Si, pris dans leur ensemble, ces résultats démontrent que le CD36 lingual joue un rôle prépondérant dans la perception orale des lipides alimentaires chez la souris, la littérature suggérant une perception gustative des lipides alimentaires chez l'Homme reste

actuellement très succincte. Les bases moléculaires d'une perception oro-sensorielle chez l'Homme n’existent pas actuellement; on ignore notamment si les cellules réceptrices gustatives sont pourvues de CD36 chez l'Homme. De plus, il existe une controverse sur la présence de lipase au niveau lingual de telle sorte qu’une extrapolation des données obtenues chez la souris à l'Homme n’est pas, à l’heure actuelle, envisageable.

Néanmoins, l'attirance pour les lipides semble exister chez l'Homme puisque des études déjà anciennes rapportent que les sujets obèses ont une préférence accrue pour les aliments riches en graisses comparativement aux personnes minces (Mela 1988). Ces travaux laissent à penser qu’une perception inappropriée des lipides alimentaires pourrait contribuer à la mise en place d’une surcharge pondérale. D'autres travaux, réalisés chez des volontaires sains, indiquent que la présence des lipides en bouche est suffisante pour affecter la triglycéridémie. En effet, suite à une prise de lipides encapsulés, pour éviter tout contact oral, ils constatent une augmentation plus soutenue de la triglycéridémie chez les sujets ayant été auparavant exposés au niveau oral à un repas fictif non ingéré et contenant des corps gras, que chez les témoins ayant été exposés au même "repas" dépourvu de tout lipide (Mattes 1996). Ce changement est indépendant de la texture de matrice alimentaire utilisée et de toute perception olfactive. Ceci suggère donc que la présence de lipides dans l’aliment proposé est aussi perçue par la voie gustative chez l'Homme (Mattes 2001). Ils montrent également que cette augmentation de la triglycéridémie est due à des lipides issus du repas précédant l’expérience, probablement stockés au niveau intestinal (Mattes 2005). Le mécanisme physiologique à l’origine de ces changements est actuellement inconnu.

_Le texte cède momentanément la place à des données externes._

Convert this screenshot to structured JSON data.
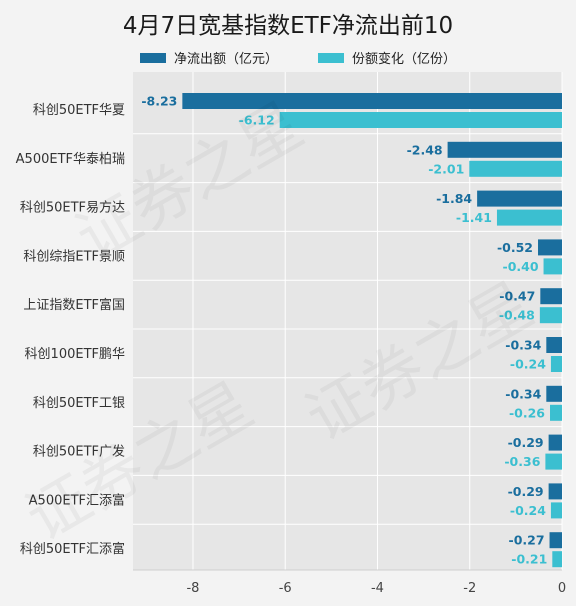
{
  "chart_data": {
    "type": "bar",
    "orientation": "horizontal",
    "title": "4月7日宽基指数ETF净流出前10",
    "categories": [
      "科创50ETF华夏",
      "A500ETF华泰柏瑞",
      "科创50ETF易方达",
      "科创综指ETF景顺",
      "上证指数ETF富国",
      "科创100ETF鹏华",
      "科创50ETF工银",
      "科创50ETF广发",
      "A500ETF汇添富",
      "科创50ETF汇添富"
    ],
    "series": [
      {
        "name": "净流出额（亿元）",
        "color": "#1a6e9e",
        "values": [
          -8.23,
          -2.48,
          -1.84,
          -0.52,
          -0.47,
          -0.34,
          -0.34,
          -0.29,
          -0.29,
          -0.27
        ],
        "labels": [
          "-8.23",
          "-2.48",
          "-1.84",
          "-0.52",
          "-0.47",
          "-0.34",
          "-0.34",
          "-0.29",
          "-0.29",
          "-0.27"
        ]
      },
      {
        "name": "份额变化（亿份）",
        "color": "#3bbfd0",
        "values": [
          -6.12,
          -2.01,
          -1.41,
          -0.4,
          -0.48,
          -0.24,
          -0.26,
          -0.36,
          -0.24,
          -0.21
        ],
        "labels": [
          "-6.12",
          "-2.01",
          "-1.41",
          "-0.40",
          "-0.48",
          "-0.24",
          "-0.26",
          "-0.36",
          "-0.24",
          "-0.21"
        ]
      }
    ],
    "xlim": [
      -9.3,
      0
    ],
    "xticks": [
      -8,
      -6,
      -4,
      -2,
      0
    ],
    "xtick_labels": [
      "-8",
      "-6",
      "-4",
      "-2",
      "0"
    ],
    "grid": true,
    "legend_position": "top"
  },
  "watermark": "证券之星"
}
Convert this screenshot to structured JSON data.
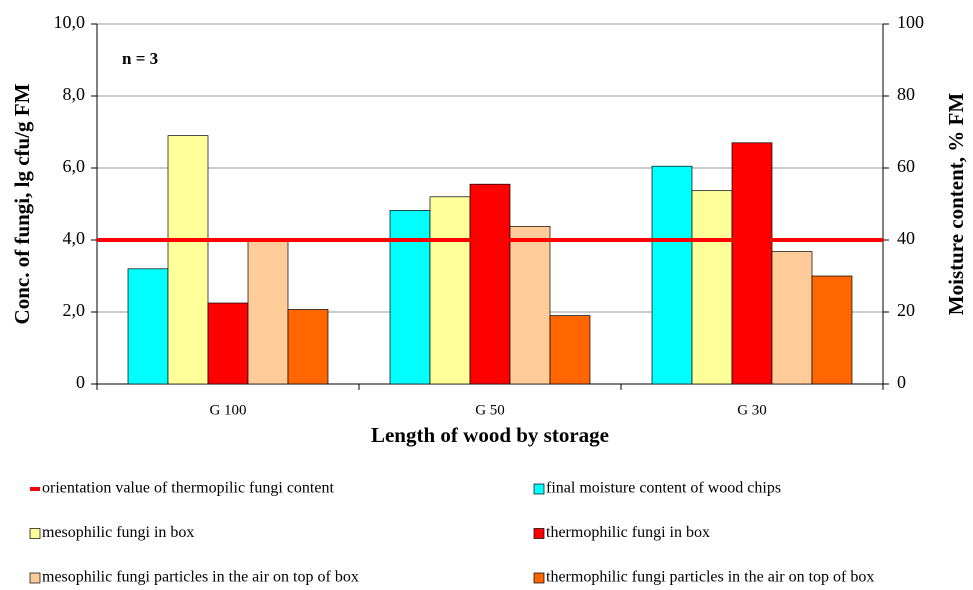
{
  "chart_data": {
    "type": "bar",
    "categories": [
      "G 100",
      "G 50",
      "G 30"
    ],
    "xlabel": "Length of wood by storage",
    "ylabel": "Conc. of fungi, lg cfu/g FM",
    "y2label": "Moisture content, % FM",
    "annotation": "n = 3",
    "ylim": [
      0,
      10
    ],
    "yticks": [
      0,
      {
        "value": 2,
        "label": "2,0"
      },
      {
        "value": 4,
        "label": "4,0"
      },
      {
        "value": 6,
        "label": "6,0"
      },
      {
        "value": 8,
        "label": "8,0"
      },
      {
        "value": 10,
        "label": "10,0"
      }
    ],
    "y2lim": [
      0,
      100
    ],
    "y2ticks": [
      0,
      20,
      40,
      60,
      80,
      100
    ],
    "grid": true,
    "reference_line": {
      "name": "orientation value of thermopilic fungi content",
      "value": 4,
      "color": "#ff0000"
    },
    "series": [
      {
        "name": "final moisture content of wood chips",
        "color": "#00ffff",
        "axis": "y2",
        "values": [
          32,
          48.2,
          60.5
        ]
      },
      {
        "name": "mesophilic fungi in box",
        "color": "#ffff99",
        "values": [
          6.9,
          5.2,
          5.37
        ]
      },
      {
        "name": "thermophilic fungi in box",
        "color": "#ff0000",
        "values": [
          2.25,
          5.55,
          6.7
        ]
      },
      {
        "name": "mesophilic fungi particles in the air on top of box",
        "color": "#ffcc99",
        "values": [
          4.0,
          4.38,
          3.68
        ]
      },
      {
        "name": "thermophilic fungi particles in the air on top of box",
        "color": "#ff6600",
        "values": [
          2.07,
          1.9,
          3.0
        ]
      }
    ]
  }
}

A l'instar des récepteurs T1Rs présents sur la langue et dans l'intestin, le récepteur CD36 est également exprimé au niveau intestinal, mais restreint aux entérocytes chez l'Homme (Lobo et coll. 2001) (CD36 sera détaillé dans le chapitre suivant en tant que candidat pour la détection des lipides alimentaires micellaires par les entérocytes). On peut alors envisager également, en complément du modèle présenté en Figure 26, une action de CD36 au niveau intestinal, pour faire face à l'apport luminal de produits d'hydrolyse des lipides alimentaires, avec, potentiellement, des conséquences sur le métabolisme intestinal des lipoprotéines (Petit et coll. 2007a).